Almost. You don't shift A by half the number of digits; you shift 1. Of course, this is only efficient if the base is a power of 2, since "shifting" in base 10 (for example) has to be done with multiplications. (Edit: well, ok, you can multiply with shifts and additions. But it's ever so much simpler with a power of 2.)
If you're using Python 3.1 or greater, counting the bits is easy, because 3.1 introduced the int.bit_length() method. For other versions of Python, you can count the bits by copying A and shifting it right until it's 0. This can be done in O(log N) time (N = # of digits) with a sort of binary search method - shift by many bits, if it's 0 then that was too many, etc.

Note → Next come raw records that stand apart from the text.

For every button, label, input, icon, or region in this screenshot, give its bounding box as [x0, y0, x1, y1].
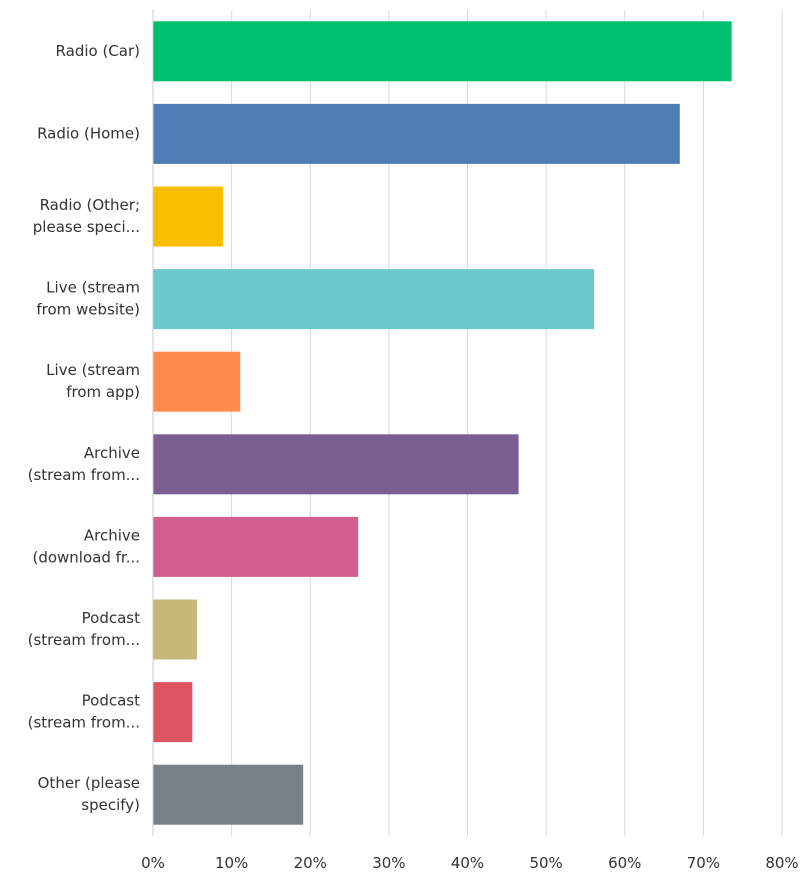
- category-label: Radio (Home): [37, 124, 140, 142]
- category-label: Other (please: [38, 774, 140, 792]
- x-tick-label: 10%: [215, 854, 248, 872]
- category-label: Live (stream: [46, 279, 140, 297]
- bar[interactable]: [153, 682, 193, 743]
- x-tick-label: 30%: [372, 854, 405, 872]
- x-tick-labels: 0% 10% 20% 30% 40% 50% 60% 70% 80%: [141, 854, 799, 872]
- category-label: Podcast: [82, 609, 140, 627]
- category-label: (download fr...: [32, 548, 140, 566]
- x-tick-label: 40%: [451, 854, 484, 872]
- x-tick-label: 60%: [608, 854, 641, 872]
- category-labels: Radio (Car) Radio (Home) Radio (Other; plea…: [28, 42, 141, 814]
- category-label: (stream from...: [28, 466, 140, 484]
- category-label: Live (stream: [46, 361, 140, 379]
- bar[interactable]: [153, 516, 359, 577]
- category-label: Archive: [84, 526, 140, 544]
- category-label: from website): [36, 301, 140, 319]
- x-tick-label: 0%: [141, 854, 165, 872]
- category-label: Podcast: [82, 692, 140, 710]
- x-tick-label: 50%: [529, 854, 562, 872]
- category-label: Archive: [84, 444, 140, 462]
- x-tick-label: 20%: [294, 854, 327, 872]
- bar[interactable]: [153, 351, 241, 412]
- bar[interactable]: [153, 599, 198, 660]
- category-label: (stream from...: [28, 714, 140, 732]
- bar[interactable]: [153, 434, 519, 495]
- bar[interactable]: [153, 186, 223, 247]
- x-tick-label: 80%: [765, 854, 798, 872]
- category-label: (stream from...: [28, 631, 140, 649]
- x-tick-label: 70%: [687, 854, 720, 872]
- bar[interactable]: [153, 764, 304, 825]
- category-label: please speci...: [33, 218, 140, 236]
- bar[interactable]: [153, 21, 732, 82]
- bar[interactable]: [153, 103, 680, 164]
- category-label: specify): [81, 796, 140, 814]
- category-label: Radio (Other;: [40, 196, 140, 214]
- category-label: Radio (Car): [56, 42, 140, 60]
- bars: [153, 21, 732, 825]
- category-label: from app): [66, 383, 140, 401]
- bar[interactable]: [153, 269, 595, 330]
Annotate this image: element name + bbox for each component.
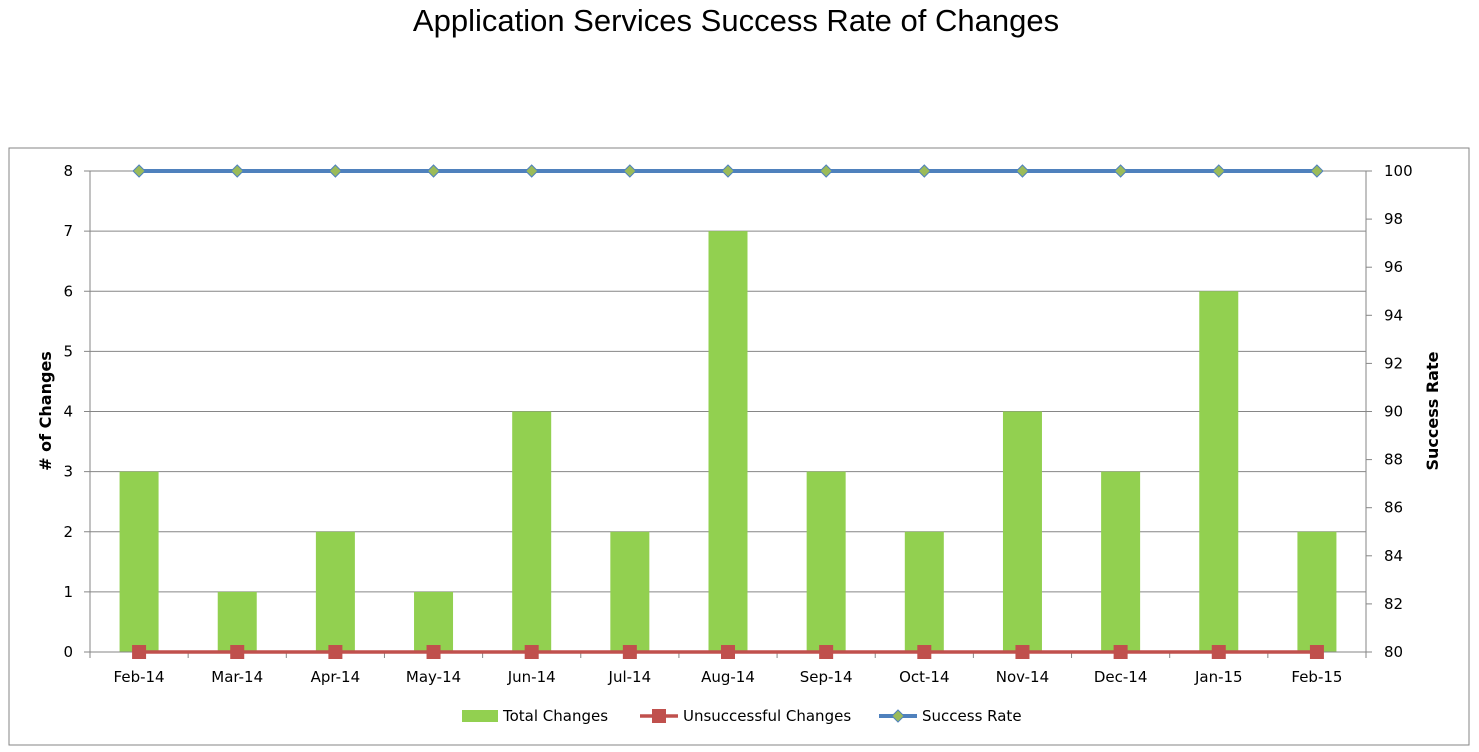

You already accepted an answer since I started writing this, but:
What Tom said: in Python 3.x you can get n = int.bit_length() directly.
In Python 2.x you get n in O(log2(A)) time by binary-search, like below.
Here is (2.x) code that calculates both. Let the base-2 exponent of x be n, i.e. x = 2**n.
First we get n by binary-search by shifting. (Really we only needed n/2, so that's one unnecessary last iteration).
Then when we know n, getting x,c,d is easy (still no using division)
def karatsuba_form(A,n=32):
"""Binary-search for Karatsuba form using binary shifts"""
# First search for n ~ log2(A)
step = n >> 1
while step>0:
c = A >> n
print 'n=%2d step=%2d -> c=%d' % (n,step,c)
if c:
n += step
else:
n -= step
# More concisely, could say: n = (n+step) if c else (n-step)
step >>= 1
# Then take x = 2^(n/2) ˜ sqrt(A)
ndiv2 = n/2
# Find Karatsuba form
c = (A >> ndiv2)
x = (1 << ndiv2)
d = A - (c << ndiv2)
return (x,c,d)
Your question is already answered in the article to which you referred: "Karatsuba's basic step works for any base B and any m, but the recursive algorithm is most efficient when m is equal to n/2, rounded up" ... n being the number of digits, and 0 <= value_of_digit < B.
Some perspective that might help:
You are allowed (and required!) to use elementary operations like number_of_digits // 2 and divmod(digit_x * digit_x, B) ... in school arithmetic, where B is 10, you are required (for example) to know that divmod(9 * 8, 10) produces (7, 2).
When implementing large number arithmetic on a computer, it is usual to make B the largest power of 2 that will support the elementary multiplication operation conveniently. For example in the CPython implementation on a 32-bit machine, B is chosen to to be 2 ** 15 (i.e. 32768), because then product = digit_x * digit_y; hi = product >> 15; lo = product & 0x7FFF; works without overflow and without concern about a sign bit.
I'm not sure what you are trying to achieve with an implementation in Python that uses B == 2, with numbers represented by Python ints, whose implementation in C already uses the Karatsuba algorithm for multiplying numbers that are large enough to make it worthwhile. It can't be speed.
As a learning exercise, you might like to try representing a number as a list of digits, with the base B being an input parameter.